The economy is in free fall, his generals are in disarray, and the latest $6 billion to arrive isn’t even a gift – unlike the previous Arab Gulf ‘coup fund’ of $59 billion. To Sisi’s dismay, it turned up as a loan subject to a 2.5 % rate of interest. The money is barely enough to cover the expenses of the top generals and judges over the coming months, including the vast medical bills incurred at US and UK hospitals to keep this gerontocracy alive.
CIA director John Brennan visited Sisi on 29th April to stop him invading Libya and taking over the oil fields there. If he truly did this, Brennan has saved the region from a massive new conflagration, potentially much worse than the Yemen War. The oilfields in Libya would, under the control of fools such as Sisi’s entourage, not have fared any better than Egypt’s ‘disappeared‘ gas reserves, and their inevitable confrontation with Libyan rebels would not have succeeded any more than their new war with the tribes in Sinai.

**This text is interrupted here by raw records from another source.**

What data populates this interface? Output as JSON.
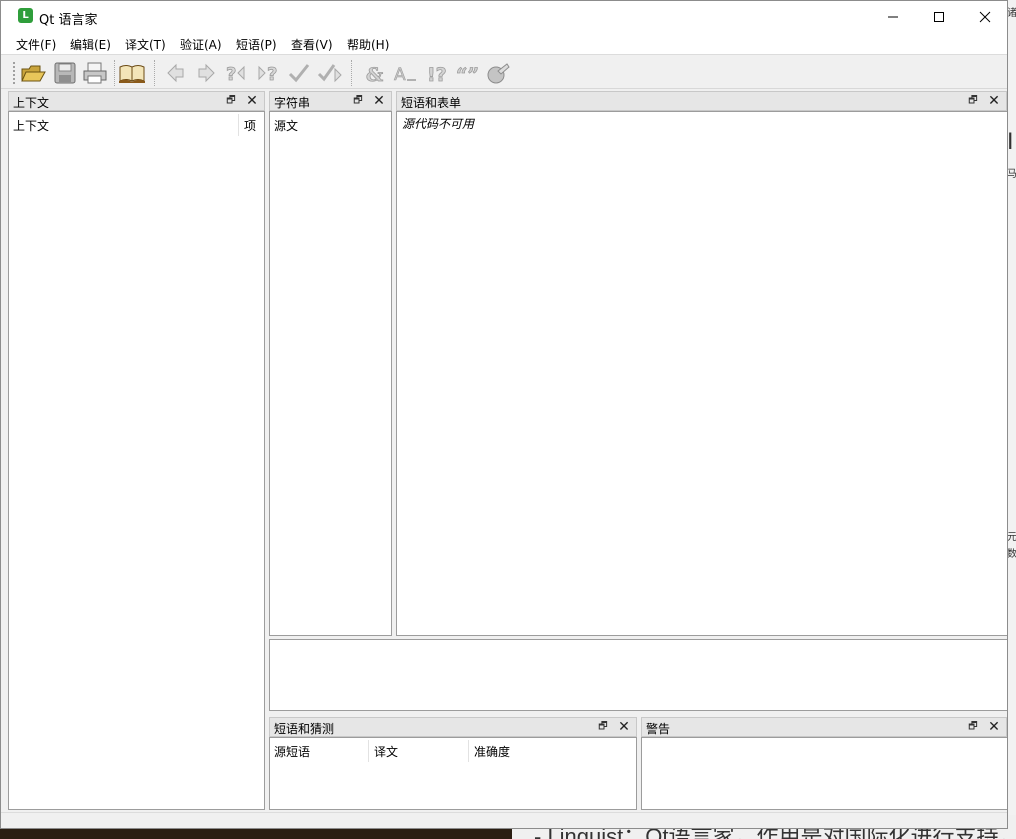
{
  "window": {
    "title": "Qt 语言家",
    "app_icon_letter": "L",
    "icon_color": "#2f9e3b"
  },
  "menu": [
    {
      "label": "文件(F)"
    },
    {
      "label": "编辑(E)"
    },
    {
      "label": "译文(T)"
    },
    {
      "label": "验证(A)"
    },
    {
      "label": "短语(P)"
    },
    {
      "label": "查看(V)"
    },
    {
      "label": "帮助(H)"
    }
  ],
  "toolbar": {
    "buttons": [
      {
        "icon": "open-folder-icon",
        "enabled": true
      },
      {
        "icon": "save-icon",
        "enabled": true
      },
      {
        "icon": "print-icon",
        "enabled": true
      },
      {
        "icon": "open-phrasebook-icon",
        "enabled": true
      },
      {
        "icon": "previous-icon",
        "enabled": false
      },
      {
        "icon": "next-icon",
        "enabled": false
      },
      {
        "icon": "previous-unfinished-icon",
        "enabled": false
      },
      {
        "icon": "next-unfinished-icon",
        "enabled": false
      },
      {
        "icon": "done-icon",
        "enabled": false
      },
      {
        "icon": "done-next-icon",
        "enabled": false
      },
      {
        "icon": "accelerators-icon",
        "enabled": false
      },
      {
        "icon": "surrounding-whitespace-icon",
        "enabled": false
      },
      {
        "icon": "punctuation-icon",
        "enabled": false
      },
      {
        "icon": "phrases-icon",
        "enabled": false
      },
      {
        "icon": "place-markers-icon",
        "enabled": false
      }
    ]
  },
  "context_dock": {
    "title": "上下文",
    "columns": [
      "上下文",
      "项"
    ]
  },
  "strings_dock": {
    "title": "字符串",
    "columns": [
      "源文"
    ]
  },
  "phrases_forms_dock": {
    "title": "短语和表单",
    "message": "源代码不可用"
  },
  "guesses_dock": {
    "title": "短语和猜测",
    "columns": [
      "源短语",
      "译文",
      "准确度"
    ]
  },
  "warnings_dock": {
    "title": "警告"
  },
  "background": {
    "bottom_text": "- Linguist：Qt语言家，作用是对国际化进行支持，"
  }
}
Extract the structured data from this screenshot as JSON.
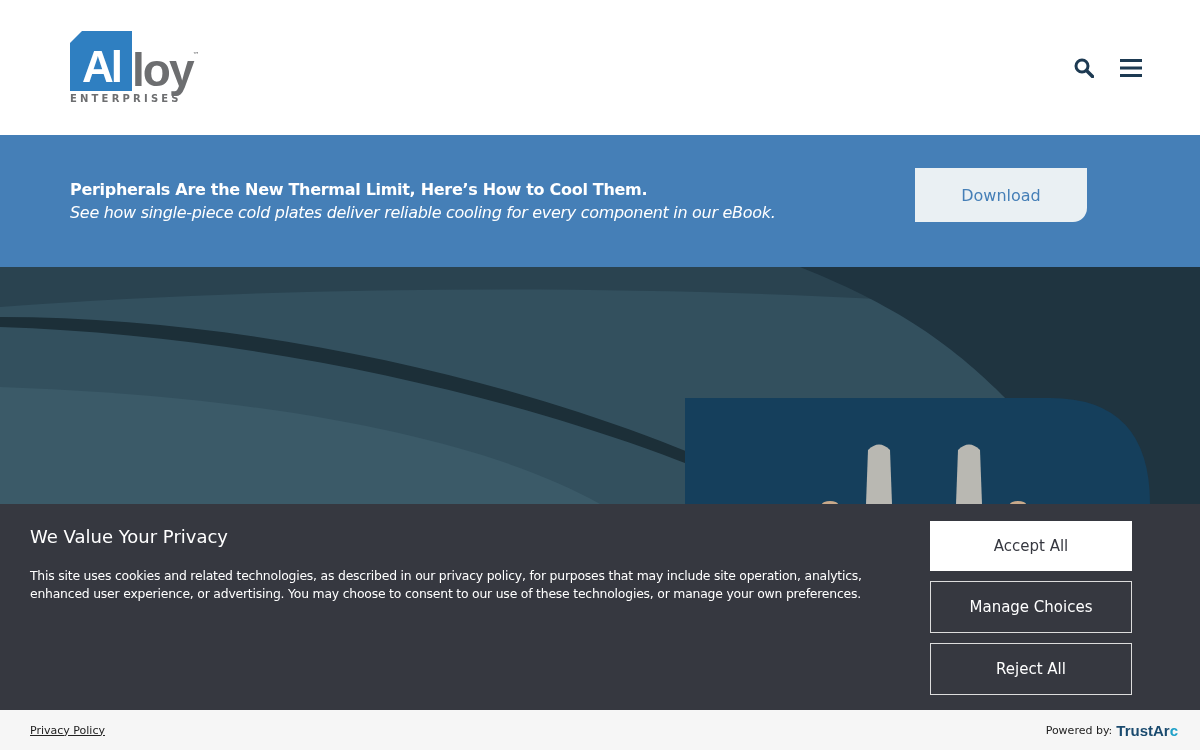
{
  "header": {
    "logo": {
      "mark": "Al",
      "word": "loy",
      "trademark": "™",
      "tagline": "ENTERPRISES"
    }
  },
  "promo": {
    "headline": "Peripherals Are the New Thermal Limit, Here’s How to Cool Them.",
    "subline": "See how single-piece cold plates deliver reliable cooling for every component in our eBook.",
    "button": "Download"
  },
  "cookie_banner": {
    "title": "We Value Your Privacy",
    "body": "This site uses cookies and related technologies, as described in our privacy policy, for purposes that may include site operation, analytics, enhanced user experience, or advertising. You may choose to consent to our use of these technologies, or manage your own preferences.",
    "buttons": [
      {
        "label": "Accept All",
        "kind": "primary"
      },
      {
        "label": "Manage Choices",
        "kind": "outline"
      },
      {
        "label": "Reject All",
        "kind": "outline"
      }
    ],
    "footer": {
      "link": "Privacy Policy",
      "powered_by": "Powered by:",
      "brand_main": "TrustAr",
      "brand_end": "c"
    }
  }
}
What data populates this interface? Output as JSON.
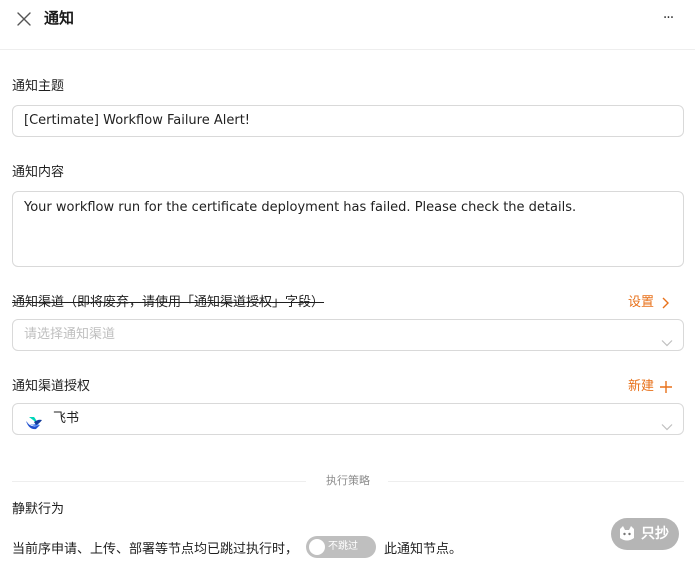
{
  "header": {
    "title": "通知",
    "more_label": "···"
  },
  "subject": {
    "label": "通知主题",
    "value": "[Certimate] Workflow Failure Alert!"
  },
  "content": {
    "label": "通知内容",
    "value": "Your workflow run for the certificate deployment has failed. Please check the details."
  },
  "channel": {
    "label": "通知渠道（即将废弃，请使用「通知渠道授权」字段）",
    "settings_link": "设置",
    "placeholder": "请选择通知渠道"
  },
  "channel_auth": {
    "label": "通知渠道授权",
    "new_link": "新建",
    "selected": "飞书"
  },
  "strategy": {
    "divider": "执行策略",
    "silent_label": "静默行为",
    "silent_prefix": "当前序申请、上传、部署等节点均已跳过执行时，",
    "toggle_text": "不跳过",
    "silent_suffix": "此通知节点。"
  },
  "watermark": {
    "text": "只抄"
  },
  "colors": {
    "accent": "#e8711a",
    "border": "#d9d9d9",
    "placeholder": "#bfbfbf",
    "toggle_off": "#bfbfbf"
  }
}
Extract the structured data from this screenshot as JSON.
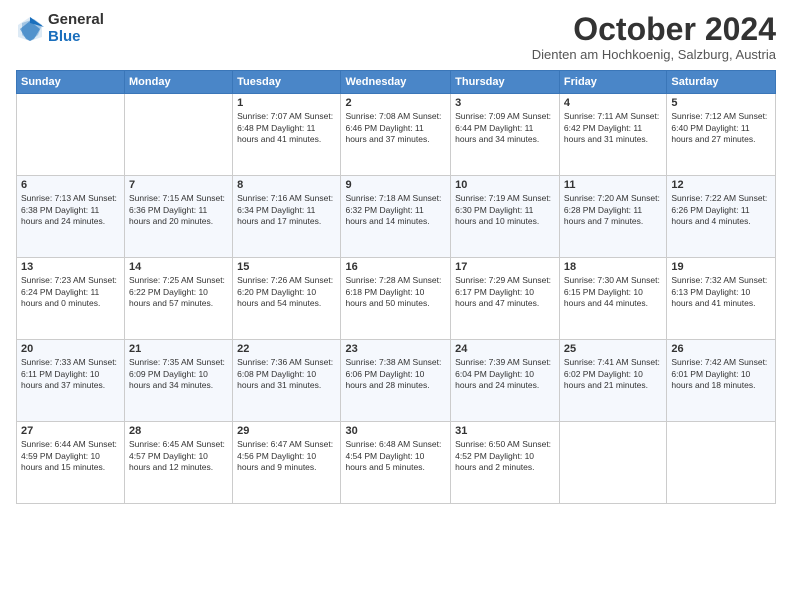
{
  "logo": {
    "general": "General",
    "blue": "Blue"
  },
  "header": {
    "title": "October 2024",
    "subtitle": "Dienten am Hochkoenig, Salzburg, Austria"
  },
  "days_of_week": [
    "Sunday",
    "Monday",
    "Tuesday",
    "Wednesday",
    "Thursday",
    "Friday",
    "Saturday"
  ],
  "weeks": [
    [
      {
        "day": "",
        "info": ""
      },
      {
        "day": "",
        "info": ""
      },
      {
        "day": "1",
        "info": "Sunrise: 7:07 AM\nSunset: 6:48 PM\nDaylight: 11 hours and 41 minutes."
      },
      {
        "day": "2",
        "info": "Sunrise: 7:08 AM\nSunset: 6:46 PM\nDaylight: 11 hours and 37 minutes."
      },
      {
        "day": "3",
        "info": "Sunrise: 7:09 AM\nSunset: 6:44 PM\nDaylight: 11 hours and 34 minutes."
      },
      {
        "day": "4",
        "info": "Sunrise: 7:11 AM\nSunset: 6:42 PM\nDaylight: 11 hours and 31 minutes."
      },
      {
        "day": "5",
        "info": "Sunrise: 7:12 AM\nSunset: 6:40 PM\nDaylight: 11 hours and 27 minutes."
      }
    ],
    [
      {
        "day": "6",
        "info": "Sunrise: 7:13 AM\nSunset: 6:38 PM\nDaylight: 11 hours and 24 minutes."
      },
      {
        "day": "7",
        "info": "Sunrise: 7:15 AM\nSunset: 6:36 PM\nDaylight: 11 hours and 20 minutes."
      },
      {
        "day": "8",
        "info": "Sunrise: 7:16 AM\nSunset: 6:34 PM\nDaylight: 11 hours and 17 minutes."
      },
      {
        "day": "9",
        "info": "Sunrise: 7:18 AM\nSunset: 6:32 PM\nDaylight: 11 hours and 14 minutes."
      },
      {
        "day": "10",
        "info": "Sunrise: 7:19 AM\nSunset: 6:30 PM\nDaylight: 11 hours and 10 minutes."
      },
      {
        "day": "11",
        "info": "Sunrise: 7:20 AM\nSunset: 6:28 PM\nDaylight: 11 hours and 7 minutes."
      },
      {
        "day": "12",
        "info": "Sunrise: 7:22 AM\nSunset: 6:26 PM\nDaylight: 11 hours and 4 minutes."
      }
    ],
    [
      {
        "day": "13",
        "info": "Sunrise: 7:23 AM\nSunset: 6:24 PM\nDaylight: 11 hours and 0 minutes."
      },
      {
        "day": "14",
        "info": "Sunrise: 7:25 AM\nSunset: 6:22 PM\nDaylight: 10 hours and 57 minutes."
      },
      {
        "day": "15",
        "info": "Sunrise: 7:26 AM\nSunset: 6:20 PM\nDaylight: 10 hours and 54 minutes."
      },
      {
        "day": "16",
        "info": "Sunrise: 7:28 AM\nSunset: 6:18 PM\nDaylight: 10 hours and 50 minutes."
      },
      {
        "day": "17",
        "info": "Sunrise: 7:29 AM\nSunset: 6:17 PM\nDaylight: 10 hours and 47 minutes."
      },
      {
        "day": "18",
        "info": "Sunrise: 7:30 AM\nSunset: 6:15 PM\nDaylight: 10 hours and 44 minutes."
      },
      {
        "day": "19",
        "info": "Sunrise: 7:32 AM\nSunset: 6:13 PM\nDaylight: 10 hours and 41 minutes."
      }
    ],
    [
      {
        "day": "20",
        "info": "Sunrise: 7:33 AM\nSunset: 6:11 PM\nDaylight: 10 hours and 37 minutes."
      },
      {
        "day": "21",
        "info": "Sunrise: 7:35 AM\nSunset: 6:09 PM\nDaylight: 10 hours and 34 minutes."
      },
      {
        "day": "22",
        "info": "Sunrise: 7:36 AM\nSunset: 6:08 PM\nDaylight: 10 hours and 31 minutes."
      },
      {
        "day": "23",
        "info": "Sunrise: 7:38 AM\nSunset: 6:06 PM\nDaylight: 10 hours and 28 minutes."
      },
      {
        "day": "24",
        "info": "Sunrise: 7:39 AM\nSunset: 6:04 PM\nDaylight: 10 hours and 24 minutes."
      },
      {
        "day": "25",
        "info": "Sunrise: 7:41 AM\nSunset: 6:02 PM\nDaylight: 10 hours and 21 minutes."
      },
      {
        "day": "26",
        "info": "Sunrise: 7:42 AM\nSunset: 6:01 PM\nDaylight: 10 hours and 18 minutes."
      }
    ],
    [
      {
        "day": "27",
        "info": "Sunrise: 6:44 AM\nSunset: 4:59 PM\nDaylight: 10 hours and 15 minutes."
      },
      {
        "day": "28",
        "info": "Sunrise: 6:45 AM\nSunset: 4:57 PM\nDaylight: 10 hours and 12 minutes."
      },
      {
        "day": "29",
        "info": "Sunrise: 6:47 AM\nSunset: 4:56 PM\nDaylight: 10 hours and 9 minutes."
      },
      {
        "day": "30",
        "info": "Sunrise: 6:48 AM\nSunset: 4:54 PM\nDaylight: 10 hours and 5 minutes."
      },
      {
        "day": "31",
        "info": "Sunrise: 6:50 AM\nSunset: 4:52 PM\nDaylight: 10 hours and 2 minutes."
      },
      {
        "day": "",
        "info": ""
      },
      {
        "day": "",
        "info": ""
      }
    ]
  ]
}
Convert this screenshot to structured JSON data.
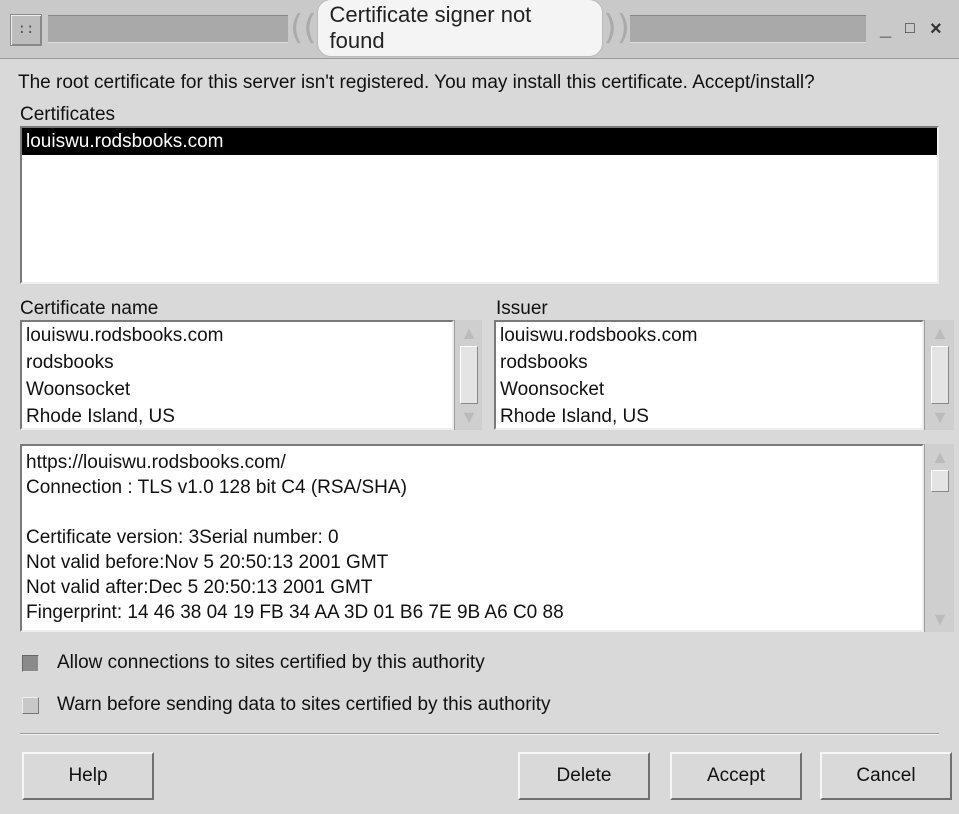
{
  "window": {
    "title": "Certificate signer not found",
    "controls": {
      "minimize": "_",
      "maximize": "□",
      "close": "×"
    }
  },
  "message": "The root certificate for this server isn't registered. You may install this certificate. Accept/install?",
  "certificates": {
    "label": "Certificates",
    "items": [
      "louiswu.rodsbooks.com"
    ],
    "selected_index": 0
  },
  "certificate_name": {
    "label": "Certificate name",
    "lines": [
      "louiswu.rodsbooks.com",
      "rodsbooks",
      "Woonsocket",
      "Rhode Island, US"
    ]
  },
  "issuer": {
    "label": "Issuer",
    "lines": [
      "louiswu.rodsbooks.com",
      "rodsbooks",
      "Woonsocket",
      "Rhode Island, US"
    ]
  },
  "details": {
    "lines": [
      "https://louiswu.rodsbooks.com/",
      "Connection : TLS v1.0   128 bit C4 (RSA/SHA)",
      "",
      "Certificate version: 3Serial number: 0",
      "Not valid before:Nov  5 20:50:13 2001 GMT",
      "Not valid after:Dec  5 20:50:13 2001 GMT",
      "Fingerprint: 14 46 38 04 19 FB 34 AA 3D 01 B6 7E 9B A6 C0 88"
    ]
  },
  "options": {
    "allow": {
      "label": "Allow connections to sites certified by this authority",
      "checked": true
    },
    "warn": {
      "label": "Warn before sending data to sites certified by this authority",
      "checked": false
    }
  },
  "buttons": {
    "help": "Help",
    "delete": "Delete",
    "accept": "Accept",
    "cancel": "Cancel"
  },
  "icons": {
    "grip": "grip-icon",
    "scroll_up": "scroll-up-arrow-icon",
    "scroll_down": "scroll-down-arrow-icon"
  }
}
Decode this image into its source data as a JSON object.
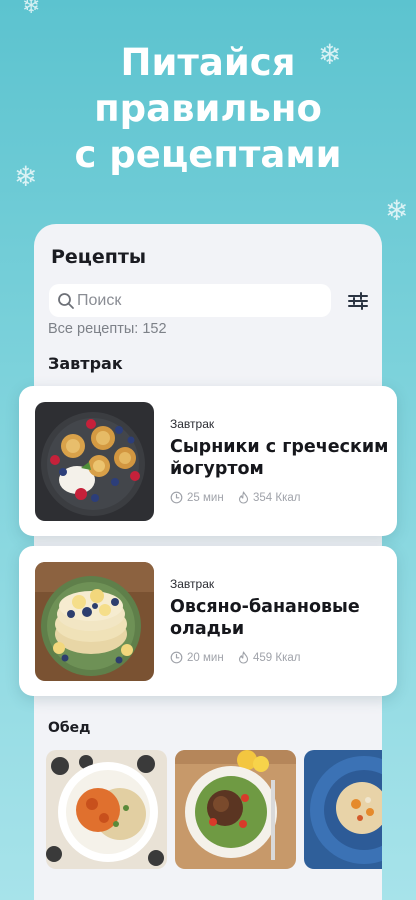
{
  "hero": {
    "line1": "Питайся",
    "line2": "правильно",
    "line3": "с рецептами"
  },
  "panel": {
    "title": "Рецепты",
    "search_placeholder": "Поиск",
    "count_text": "Все рецепты: 152"
  },
  "sections": {
    "breakfast": "Завтрак",
    "lunch": "Обед"
  },
  "recipes": [
    {
      "category": "Завтрак",
      "title": "Сырники с греческим йогуртом",
      "time": "25 мин",
      "kcal": "354 Ккал"
    },
    {
      "category": "Завтрак",
      "title": "Овсяно-банановые оладьи",
      "time": "20 мин",
      "kcal": "459 Ккал"
    }
  ],
  "icons": {
    "search": "search-icon",
    "filter": "sliders-icon",
    "time": "clock-icon",
    "kcal": "flame-icon",
    "decoration": "snowflake-icon"
  },
  "colors": {
    "background_top": "#5cc3cf",
    "background_bottom": "#a7e3ea",
    "panel": "#f2f3f7",
    "text_dark": "#16171c",
    "text_muted": "#a0a3aa"
  }
}
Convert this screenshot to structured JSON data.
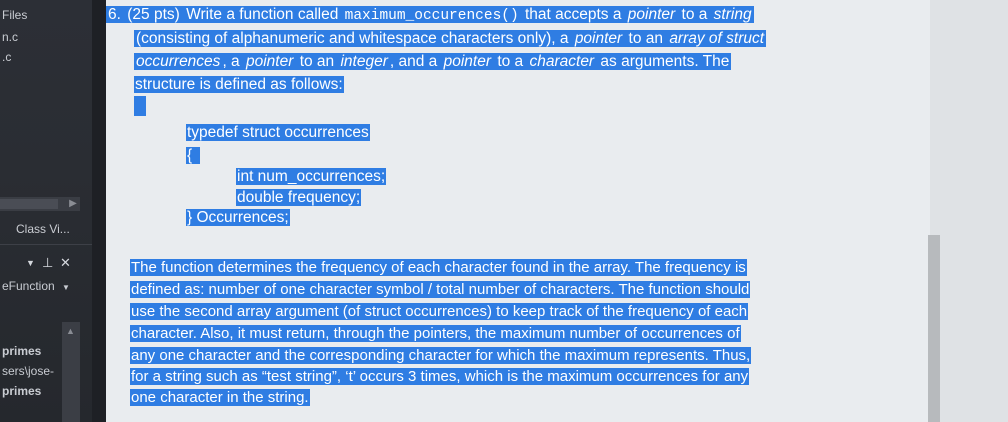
{
  "sidebar": {
    "files_label": "Files",
    "file1": "n.c",
    "file2": ".c",
    "class_view_label": "Class Vi...",
    "pin_icon": "pin-icon",
    "close_icon": "close-icon",
    "function_label": "eFunction",
    "tree": [
      "primes",
      "sers\\jose-",
      "primes"
    ]
  },
  "document": {
    "q_number": "6.",
    "q_points": "(25 pts)",
    "para1": [
      "Write a function called ",
      "maximum_occurences()",
      " that accepts a ",
      "pointer",
      " to a ",
      "string",
      "(consisting of alphanumeric and whitespace characters only), a ",
      "pointer",
      " to an ",
      "array of struct",
      "occurrences",
      ", a ",
      "pointer",
      " to an ",
      "integer",
      ", and a ",
      "pointer",
      " to a ",
      "character",
      " as arguments. The",
      "structure is defined as follows:"
    ],
    "code": [
      "typedef struct occurrences",
      "{",
      "int num_occurrences;",
      "double frequency;",
      "} Occurrences;"
    ],
    "para2": [
      "The function determines the frequency of each character found in the array. The frequency is",
      "defined as: number of one character symbol / total number of characters. The function should",
      "use the second array argument (of struct occurrences) to keep track of the frequency of each",
      "character. Also, it must return, through the pointers, the maximum number of occurrences of",
      "any one character and the corresponding character for which the maximum represents. Thus,",
      "for a string such as “test string”, ‘t’ occurs 3 times, which is the maximum occurrences for any",
      "one character in the string."
    ]
  },
  "colors": {
    "highlight": "#2f7de3",
    "page": "#e9ecef",
    "panel": "#2c2f36"
  }
}
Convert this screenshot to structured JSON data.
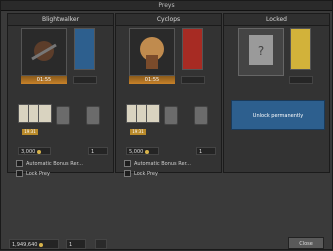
{
  "window": {
    "title": "Preys"
  },
  "panels": [
    {
      "title": "Blightwalker",
      "timer": "01:55",
      "price": "3,000",
      "free_count": "1",
      "tag": "19:31",
      "auto_label": "Automatic Bonus Rer...",
      "lock_label": "Lock Prey"
    },
    {
      "title": "Cyclops",
      "timer": "01:55",
      "price": "5,000",
      "free_count": "1",
      "tag": "19:31",
      "auto_label": "Automatic Bonus Rer...",
      "lock_label": "Lock Prey"
    },
    {
      "title": "Locked",
      "unlock_label": "Unlock permanently"
    }
  ],
  "footer": {
    "gold": "1,949,640",
    "small_count": "1",
    "close_label": "Close"
  },
  "colors": {
    "accent_blue": "#2d5f8e",
    "gold": "#c9822a"
  },
  "icons": [
    "blightwalker-icon",
    "cyclops-icon",
    "banner-blue-icon",
    "banner-red-icon",
    "lock-question-icon",
    "banner-yellow-icon",
    "gold-coin-icon",
    "wrench-icon"
  ]
}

What bodes even worse for Sisi is that Islamic scholars have begun to preach once again against the illegitimacy of his régime at official religious sites in Saudi Arabia, such as the sermon on 15th May, at the Prophet’s Mosque in Medina. The chickens are coming home to roost.
Sisi has consequently pulled the pin from the grenade. If he executes Morsi, 30 million Upper Egyptians will launch a war against the north, and Egypt will go into total melt-down. Forget using the Suez Canal – shipping will have to start going around the Cape. The waves of Egyptians who will start navigating their way to European shores (are you paying attention Mr Renzi?) will dwarf anything seen so far.
So Messrs Kerry and Renzi – what are you going to do?